The proposal is to add an additional parameter for stride
to the constructor.
new Float32Array(buffer[, byteOffset[, length[, stride]]]);
The default value and lower bound for stride
is 1
, and it is expressed as a multiple of elements.
// prettier-ignore
const { buffer } = new Float32Array([
0, 10, 20,
1, 11, 21,
2, 12, 22
]);
const view1 = new Float32Array(
buffer, // buffer
0 * Float32Array.BYTES_PER_ELEMENT, // offset
3, // length
3 // stride (new!)
);
const view2 = new Float32Array(
buffer,
1 * Float32Array.BYTES_PER_ELEMENT,
3,
3
);
const view3 = new Float32Array(
buffer,
2 * Float32Array.BYTES_PER_ELEMENT,
3,
3
);
// view1 == [0, 1, 2];
// view2 == [10, 11, 12];
// view2 == [20, 21, 22];
To detect support for stride, developers can check if an instance of any ArrayBuffer view exposes a stride
property:
if ("stride" in new Float32Array()) {
// `stride` is supported
} else {
// `stride` is not supported
}
As an example, this would allow developers to separately access the individual color channels of a ImageData
image as continuous arrays:
// ctx is a CanvasRenderingContext2D
const imageData = ctx.getImageData(0, 0, ctx.canvas.width, ctx.canvas.height);
const redChannel = new Uint8ClampedArray(
imageData.data.buffer,
0 * Uint8ClampedArray.BYTES_PER_ELEMNT,
imageData.width * imageData.height,
4
);
// ...
const alphaChannel = new Uint8ClampedArray(
imageData.data.buffer,
3 * Uint8ClampedArray.BYTES_PER_ELEMNT,
imageData.width * imageData.height,
4
);
I think an options object is preferable, but requires a more invasive change to the spec.
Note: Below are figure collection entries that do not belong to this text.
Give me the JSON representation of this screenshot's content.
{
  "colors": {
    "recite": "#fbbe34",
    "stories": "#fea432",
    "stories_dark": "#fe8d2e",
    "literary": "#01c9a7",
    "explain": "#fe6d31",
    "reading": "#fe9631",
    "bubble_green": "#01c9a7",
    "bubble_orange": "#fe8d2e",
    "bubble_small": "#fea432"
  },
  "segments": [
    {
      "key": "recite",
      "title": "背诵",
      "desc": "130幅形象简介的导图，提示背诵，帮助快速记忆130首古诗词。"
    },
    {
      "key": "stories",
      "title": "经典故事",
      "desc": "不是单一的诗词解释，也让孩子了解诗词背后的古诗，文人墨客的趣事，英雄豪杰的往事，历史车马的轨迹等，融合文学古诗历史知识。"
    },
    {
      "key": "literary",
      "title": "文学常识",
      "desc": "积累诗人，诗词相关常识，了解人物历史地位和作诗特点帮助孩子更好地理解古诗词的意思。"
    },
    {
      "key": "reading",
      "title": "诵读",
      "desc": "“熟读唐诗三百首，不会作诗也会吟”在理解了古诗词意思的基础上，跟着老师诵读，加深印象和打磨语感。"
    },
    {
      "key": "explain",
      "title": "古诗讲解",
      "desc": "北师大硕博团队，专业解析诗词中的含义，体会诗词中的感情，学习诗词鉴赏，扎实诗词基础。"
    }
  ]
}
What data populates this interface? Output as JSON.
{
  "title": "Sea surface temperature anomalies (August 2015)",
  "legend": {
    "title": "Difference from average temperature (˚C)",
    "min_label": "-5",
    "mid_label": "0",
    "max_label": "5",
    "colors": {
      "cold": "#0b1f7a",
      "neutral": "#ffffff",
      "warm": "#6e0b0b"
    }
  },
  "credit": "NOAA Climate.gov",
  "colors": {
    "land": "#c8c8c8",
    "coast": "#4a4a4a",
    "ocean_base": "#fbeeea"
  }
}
The benefit is that it would allow developers to define a stride
without having to explicitly define an offset
or a length
, both of which already have well-defined default values.
For example:
const view1 = new Float32Array(buffer, {
offset: 0 * Float32Array.BYTES_PER_ELEMENT,
length: 6,
stride: 3
});
Currently TypedArrays are always aligned, as passing a byte offset that results in unaligned access throws. At the cost of expressivity, guaranteeing alignment by construction is advantageous for several reasons:
- Faster performance
- Easier machine code generation
- Easier to use on top of SharedArrayBuffers, especially with Atomics
In light of this, we are not proposing to relax the alignment requirements for integer TypedArrays.
This is perhaps more of an open question for for Float32Array and Float64Array.
TBD
TBD
There is work-in-progress polyfill in polyfill.js
using ES6 Proxies. It is not written with performance in mind but for ease of iteration.